IL CASO
La Corte d’Appello riduceva la pena a mesi sette di reclusione a due persone per il reato di cui all’art. 589, commi 1 e 2, c.p., per aver cagionato per colpa, nelle rispettive vesti di agente tecnico e di direttore dei lavori del cantiere di costruzione di un casotto di campagna, la morte di un lavoratore a seguito di lesioni da precipitazione, dichiarando il concorso di colpa della persona offesa nella misura del 25%.
I due soggetti condannati dalla Corte di appello hanno proposto ricorso in Cassazione.

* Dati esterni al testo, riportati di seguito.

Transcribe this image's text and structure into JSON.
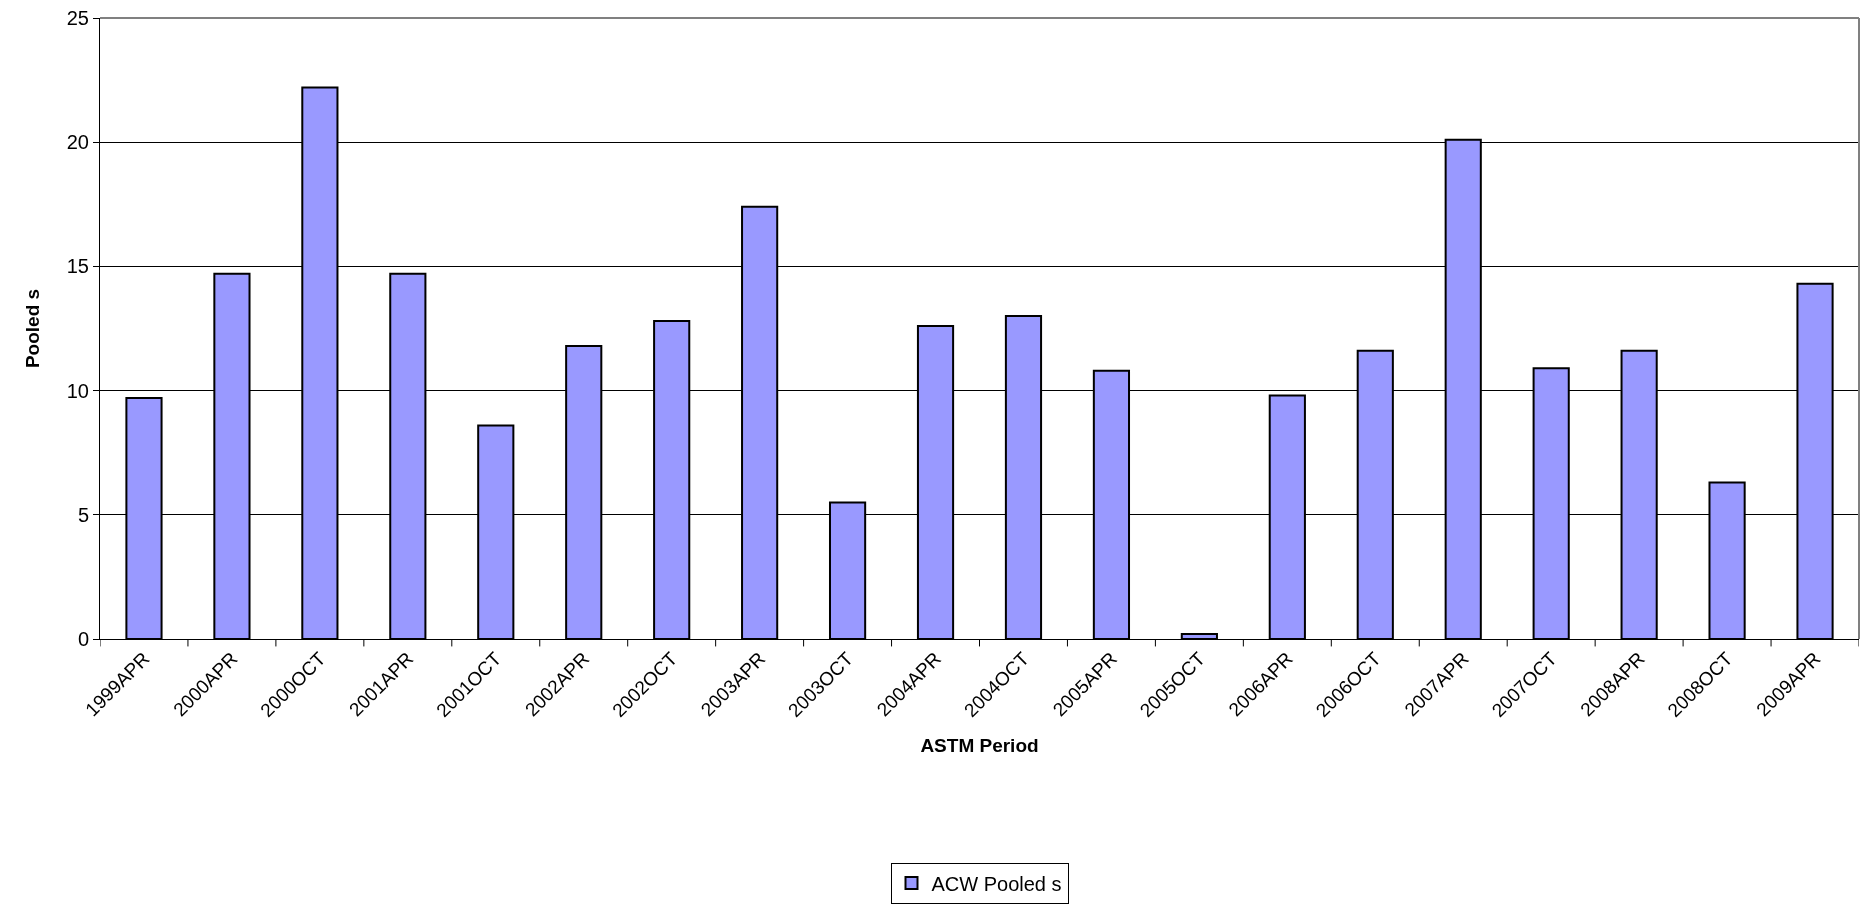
{
  "chart_data": {
    "type": "bar",
    "xlabel": "ASTM Period",
    "ylabel": "Pooled s",
    "categories": [
      "1999APR",
      "2000APR",
      "2000OCT",
      "2001APR",
      "2001OCT",
      "2002APR",
      "2002OCT",
      "2003APR",
      "2003OCT",
      "2004APR",
      "2004OCT",
      "2005APR",
      "2005OCT",
      "2006APR",
      "2006OCT",
      "2007APR",
      "2007OCT",
      "2008APR",
      "2008OCT",
      "2009APR"
    ],
    "series": [
      {
        "name": "ACW Pooled s",
        "color": "#9999ff",
        "values": [
          9.7,
          14.7,
          22.2,
          14.7,
          8.6,
          11.8,
          12.8,
          17.4,
          5.5,
          12.6,
          13.0,
          10.8,
          0.2,
          9.8,
          11.6,
          20.1,
          10.9,
          11.6,
          6.3,
          14.3
        ]
      }
    ],
    "ylim": [
      0,
      25
    ],
    "yticks": [
      0,
      5,
      10,
      15,
      20,
      25
    ],
    "grid": "y",
    "legend": "bottom"
  }
}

In particolare con il terzo motivo G. lamentava: “ la manifesta illogicità della motivazione per contrasto con la sentenza di annullamento della Corte di cassazione. In sostanza, a G. si sarebbe rimproverato di avere consentito che le mansioni di capo squadra venissero svolte in sua assenza dall'imputato C. quale soggetto tuttavia inidoneo perché dotato della qualifica dì bracciante agricolo. Tuttavia tale argomentazione viene contraddittoriamente smentita da altre affermazioni contenute nella sentenza e, segnatamente, dal rilievo in ordine al fatto che l'investitura di C. avvenne non per estemporanea iniziativa di G. ma, prima ancora dell'inizio dei lavori, in ragione di un ordine scritto firmato dal direttore dei lavori M. e che la scelta delle persone da avviare al lavoro in ciascun cantiere era sempre da ricondurre al direttore dei lavori M.. In ogni caso contesta che C. fosse soggetto non idoneo alla mansione ricoperta posto che presupposto funzionale all'affermazione di responsabilità dello stesso da parte della Corte di cassazione è stato il vaglio preliminare delle capacità tecniche dello stesso con riguardo alla specifica incombenza da espletare.”